O transporte continuou avançando e virou perto de um viaduto, adentrando um dos bairros mais ao norte de Franca. O calouro sentiu-se de início meio perdido; porém, ao vislumbrar o centro se aproximando com a igreja bastante perceptível – como um farol em meio ao cenário ainda não tão bem conhecido por si – concluiu que todos os caminhos levavam para perto da República Kamelot ou, no mínimo, para a rodoviária. Teria só de prestar atenção aos arredores e descer na parada que julgasse correta...

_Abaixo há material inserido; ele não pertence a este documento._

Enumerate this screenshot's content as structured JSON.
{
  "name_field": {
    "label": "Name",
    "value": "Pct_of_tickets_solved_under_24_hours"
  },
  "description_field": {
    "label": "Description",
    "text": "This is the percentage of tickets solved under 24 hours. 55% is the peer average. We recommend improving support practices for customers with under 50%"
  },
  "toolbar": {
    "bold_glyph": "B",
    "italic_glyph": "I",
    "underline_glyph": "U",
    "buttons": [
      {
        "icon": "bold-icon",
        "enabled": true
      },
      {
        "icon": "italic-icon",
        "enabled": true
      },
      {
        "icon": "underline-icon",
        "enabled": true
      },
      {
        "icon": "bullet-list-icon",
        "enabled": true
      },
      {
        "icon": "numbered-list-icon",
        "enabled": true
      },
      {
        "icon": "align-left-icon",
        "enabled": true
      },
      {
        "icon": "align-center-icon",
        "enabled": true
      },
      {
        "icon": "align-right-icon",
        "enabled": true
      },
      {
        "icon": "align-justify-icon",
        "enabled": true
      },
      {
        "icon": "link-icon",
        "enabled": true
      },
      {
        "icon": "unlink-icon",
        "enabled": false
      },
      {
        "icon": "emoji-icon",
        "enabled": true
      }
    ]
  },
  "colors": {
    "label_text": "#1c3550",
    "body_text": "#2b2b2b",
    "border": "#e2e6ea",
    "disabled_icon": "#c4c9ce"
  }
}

Foi quando algo atraiu sua visão.

Reduzindo a velocidade, o veículo passou a manobrar para poder avançar através de um trecho da rua que, pouco adiante, encontrava-se em parte bloqueado por viaturas da Polícia Militar, sirenes ligadas. Jorge, observando pelo vidro, de início pensou se tratar de uma blitz rotineira – prática comum em cidades maiores – mas sem demora concluiu haver algo realmente errado quando avistou manchas de sangue em cima do asfalto. Arregalou os olhos e forçou o pescoço para tentar enxergar melhor, prejudicado pelo ângulo do transporte em relação ao que desejava examinar. Diversos policiais caminhavam pela área com suas armas em punho afastando curiosos, enquanto dois homens aparentando pertencerem ao IML carregavam um saco plástico negro para dentro de uma ambulância... Teria ocorrido ali um homicídio?

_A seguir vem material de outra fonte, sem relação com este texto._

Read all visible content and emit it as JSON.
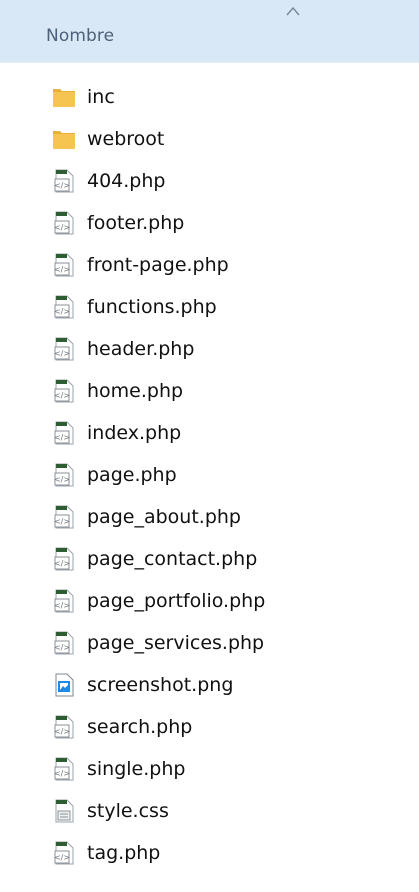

Ainda olhando para a provável cena de crime, sua curiosidade favorecida pela lentidão do ônibus em se afastar, Jorge mirou uma dupla de oficiais em particular levando um sujeito algemado para o interior de uma das viaturas. Precisariam atravessar a rua para fazê-lo e, nesse meio tempo, o calouro conseguiu observar de frente a figura do provável assassino: pele branca, jaqueta preta, camiseta cinza sem estampas por baixo, calça jeans desfiada em alguns pontos, tênis nos pés... Sua cabeça era coberta por uma série de fios compridos de cabelo, loiros e finos, até seus ombros... E o semblante, mais pálido do que seria considerado normal, possuía sardas em profusão, contornos ásperos, a boca semi-aberta revelando em sua seção frontal alguns dentes podres...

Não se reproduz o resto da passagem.